Il y avait un piano dans la maison où j’ai grandi. Dès trois ans, j’ai commencé à en jouer. À neuf ans, je savais que je voulais être compositrice, faire des musiques de films. Plus tard, je suis rentrée au conservatoire, même si mes parents étaient très loin de cet univers. J’ai commencé par la musique classique mais très vite j’ai découvert des choses plus dark à travers ma grande sœur. Elle était batteuse de metal. Ado, elle répétait avec son groupe dans le sous-sol de la maison et je venais les écouter. J’adorais cette rage, le coté performatif du metal. Pour cet album, je suis partie de ce que j’écoutais ado : Radiohead, Nirvana, System of a Down, Deftones, Korn… Mais aussi Britney Spears ou Destiny’s Child. C’est pour ça que le disque par un peu dans tous les sens ! Je me suis aussi pas mal inspirée d’IC3PEAK, un iduo russe complètement timbré qui ne fait que hurler dans de la distorsion. Mais je me sens traversée par des choses totalement différentes. Je peux m’emballer pour Selena Gomez, la rappeuse suédoise Cobrah ou des copains qui font de la techno acoustique.

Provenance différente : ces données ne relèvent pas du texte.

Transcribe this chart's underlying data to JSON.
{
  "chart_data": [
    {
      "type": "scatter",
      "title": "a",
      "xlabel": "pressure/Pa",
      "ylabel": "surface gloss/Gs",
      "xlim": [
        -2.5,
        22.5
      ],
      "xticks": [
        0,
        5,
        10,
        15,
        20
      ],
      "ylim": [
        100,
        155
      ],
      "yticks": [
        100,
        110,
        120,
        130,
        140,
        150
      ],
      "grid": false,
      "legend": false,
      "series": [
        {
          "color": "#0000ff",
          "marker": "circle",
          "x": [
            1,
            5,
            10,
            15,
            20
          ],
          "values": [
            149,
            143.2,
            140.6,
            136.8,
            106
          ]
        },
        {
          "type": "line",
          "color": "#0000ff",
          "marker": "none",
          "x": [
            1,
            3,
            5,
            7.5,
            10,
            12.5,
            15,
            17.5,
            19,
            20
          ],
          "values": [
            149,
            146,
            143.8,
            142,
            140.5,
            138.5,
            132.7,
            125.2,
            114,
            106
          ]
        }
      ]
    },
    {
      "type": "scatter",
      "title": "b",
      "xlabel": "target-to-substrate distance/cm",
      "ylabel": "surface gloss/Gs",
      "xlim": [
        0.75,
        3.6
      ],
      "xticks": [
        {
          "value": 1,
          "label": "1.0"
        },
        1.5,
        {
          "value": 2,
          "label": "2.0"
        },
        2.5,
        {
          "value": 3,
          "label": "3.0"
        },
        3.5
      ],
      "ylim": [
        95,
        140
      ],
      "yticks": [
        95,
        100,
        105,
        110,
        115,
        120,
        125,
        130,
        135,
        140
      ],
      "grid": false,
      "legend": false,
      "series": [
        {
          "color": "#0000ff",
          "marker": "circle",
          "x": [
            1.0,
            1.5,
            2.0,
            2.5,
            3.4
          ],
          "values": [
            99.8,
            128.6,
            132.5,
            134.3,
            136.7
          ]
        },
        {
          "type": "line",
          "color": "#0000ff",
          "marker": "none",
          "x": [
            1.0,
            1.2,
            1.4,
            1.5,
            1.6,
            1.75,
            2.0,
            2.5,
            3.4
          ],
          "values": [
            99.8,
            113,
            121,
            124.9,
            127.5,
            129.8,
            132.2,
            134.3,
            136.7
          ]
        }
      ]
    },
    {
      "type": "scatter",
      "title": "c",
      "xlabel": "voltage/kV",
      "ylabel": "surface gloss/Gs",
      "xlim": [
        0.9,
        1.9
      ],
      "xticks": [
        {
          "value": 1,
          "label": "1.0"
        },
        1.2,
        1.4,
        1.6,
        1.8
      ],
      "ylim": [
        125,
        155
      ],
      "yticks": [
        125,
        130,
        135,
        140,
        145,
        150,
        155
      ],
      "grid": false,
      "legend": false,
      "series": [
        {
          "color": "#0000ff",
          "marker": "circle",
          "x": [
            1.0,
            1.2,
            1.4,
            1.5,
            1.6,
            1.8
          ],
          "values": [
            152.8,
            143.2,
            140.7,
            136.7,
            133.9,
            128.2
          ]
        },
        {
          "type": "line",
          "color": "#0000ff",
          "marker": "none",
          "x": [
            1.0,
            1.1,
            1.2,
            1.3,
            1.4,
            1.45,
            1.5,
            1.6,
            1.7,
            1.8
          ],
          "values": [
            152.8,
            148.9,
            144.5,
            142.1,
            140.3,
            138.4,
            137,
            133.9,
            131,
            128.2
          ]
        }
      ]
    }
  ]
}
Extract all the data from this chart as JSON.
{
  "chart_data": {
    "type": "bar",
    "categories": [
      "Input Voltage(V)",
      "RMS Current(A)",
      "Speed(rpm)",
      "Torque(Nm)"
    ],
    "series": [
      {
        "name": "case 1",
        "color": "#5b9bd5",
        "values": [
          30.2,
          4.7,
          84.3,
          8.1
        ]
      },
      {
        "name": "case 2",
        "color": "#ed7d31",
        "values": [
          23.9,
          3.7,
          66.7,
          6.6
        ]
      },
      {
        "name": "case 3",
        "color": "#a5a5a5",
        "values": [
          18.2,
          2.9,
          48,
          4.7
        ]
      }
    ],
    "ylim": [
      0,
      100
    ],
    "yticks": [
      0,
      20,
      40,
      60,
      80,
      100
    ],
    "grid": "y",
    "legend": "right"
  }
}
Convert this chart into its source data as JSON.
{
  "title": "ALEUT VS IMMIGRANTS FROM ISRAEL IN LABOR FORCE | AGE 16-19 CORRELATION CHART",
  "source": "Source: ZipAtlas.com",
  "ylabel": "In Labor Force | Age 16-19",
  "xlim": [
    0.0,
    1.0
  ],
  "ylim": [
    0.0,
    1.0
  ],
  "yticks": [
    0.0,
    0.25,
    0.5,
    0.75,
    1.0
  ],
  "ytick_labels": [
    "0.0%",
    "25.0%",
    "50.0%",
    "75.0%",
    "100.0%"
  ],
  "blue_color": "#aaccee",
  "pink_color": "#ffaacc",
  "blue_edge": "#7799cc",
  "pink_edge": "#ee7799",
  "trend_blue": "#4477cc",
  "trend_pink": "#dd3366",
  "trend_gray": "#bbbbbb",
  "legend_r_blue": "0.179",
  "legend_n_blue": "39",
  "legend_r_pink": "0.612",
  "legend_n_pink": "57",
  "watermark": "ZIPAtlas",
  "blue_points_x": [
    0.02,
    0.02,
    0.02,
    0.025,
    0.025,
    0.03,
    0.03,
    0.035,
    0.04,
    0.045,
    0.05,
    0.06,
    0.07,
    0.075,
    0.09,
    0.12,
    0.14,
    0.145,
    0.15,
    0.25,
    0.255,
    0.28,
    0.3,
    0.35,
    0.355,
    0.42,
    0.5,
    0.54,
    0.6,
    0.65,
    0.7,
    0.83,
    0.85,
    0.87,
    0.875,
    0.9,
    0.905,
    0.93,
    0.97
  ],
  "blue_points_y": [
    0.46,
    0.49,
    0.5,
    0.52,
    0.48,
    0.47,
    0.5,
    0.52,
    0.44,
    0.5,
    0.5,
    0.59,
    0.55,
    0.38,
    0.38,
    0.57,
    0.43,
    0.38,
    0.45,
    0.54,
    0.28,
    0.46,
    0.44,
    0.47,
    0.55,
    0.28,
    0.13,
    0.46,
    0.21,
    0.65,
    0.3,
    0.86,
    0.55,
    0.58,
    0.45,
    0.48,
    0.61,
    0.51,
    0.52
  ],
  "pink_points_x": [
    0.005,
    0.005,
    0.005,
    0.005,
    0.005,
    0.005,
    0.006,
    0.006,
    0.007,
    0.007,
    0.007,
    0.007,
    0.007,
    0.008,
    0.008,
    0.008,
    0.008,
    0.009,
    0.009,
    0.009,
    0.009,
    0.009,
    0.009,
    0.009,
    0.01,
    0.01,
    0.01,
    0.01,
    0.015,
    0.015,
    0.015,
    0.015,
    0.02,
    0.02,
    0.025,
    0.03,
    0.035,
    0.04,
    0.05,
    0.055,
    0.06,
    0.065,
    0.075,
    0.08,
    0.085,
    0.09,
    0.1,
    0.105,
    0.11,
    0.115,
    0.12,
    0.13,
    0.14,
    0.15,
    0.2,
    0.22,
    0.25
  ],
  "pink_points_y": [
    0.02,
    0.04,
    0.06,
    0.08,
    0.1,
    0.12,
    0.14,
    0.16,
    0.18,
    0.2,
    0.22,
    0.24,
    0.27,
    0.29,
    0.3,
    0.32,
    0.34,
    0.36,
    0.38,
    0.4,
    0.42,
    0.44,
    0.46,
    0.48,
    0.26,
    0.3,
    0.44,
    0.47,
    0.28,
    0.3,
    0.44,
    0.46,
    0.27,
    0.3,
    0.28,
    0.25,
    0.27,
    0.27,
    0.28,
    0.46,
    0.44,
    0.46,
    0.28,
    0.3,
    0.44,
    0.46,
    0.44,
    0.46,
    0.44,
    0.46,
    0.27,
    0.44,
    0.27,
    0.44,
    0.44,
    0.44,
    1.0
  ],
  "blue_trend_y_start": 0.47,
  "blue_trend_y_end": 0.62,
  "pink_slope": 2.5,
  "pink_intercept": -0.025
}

M. Par exemple, le morceau “Incel” est résolument rock. Et drôle en plus. Tu avais des choses à dire aux frustrés ?
M.
Tu connais les incels ? C’est cette communauté masculiniste misogyne très active sur le net. Ils y sont… très sympas ! (Rires). Un jour, l’un d’entre eux s’en est pris à moi. Il a réussi à faire sauter mon compte Instagram et ça m’a filé un seum monstrueux. Ce mec avait décidé de signaler le compte d’une meuf sur laquelle il s’est probablement branlé et le monde est allé dans son sens. Ça m’a révolté. J’ai voulu crier ma colère dans un morceau et pointer l’hypocrisie de ces mecs qui se masturbent sur des femmes et qui juste après décrètent qu’elles sont des grosses putes qui ne doivent pas exister. Ils font vraiment de la peine. Ce sont des hommes perdus, seuls et émotionnellement dysfonctionnels qui n’arrivent pas à voir des relations normales avec les femmes. Sans doute parce qu’on ne leur a pas appris !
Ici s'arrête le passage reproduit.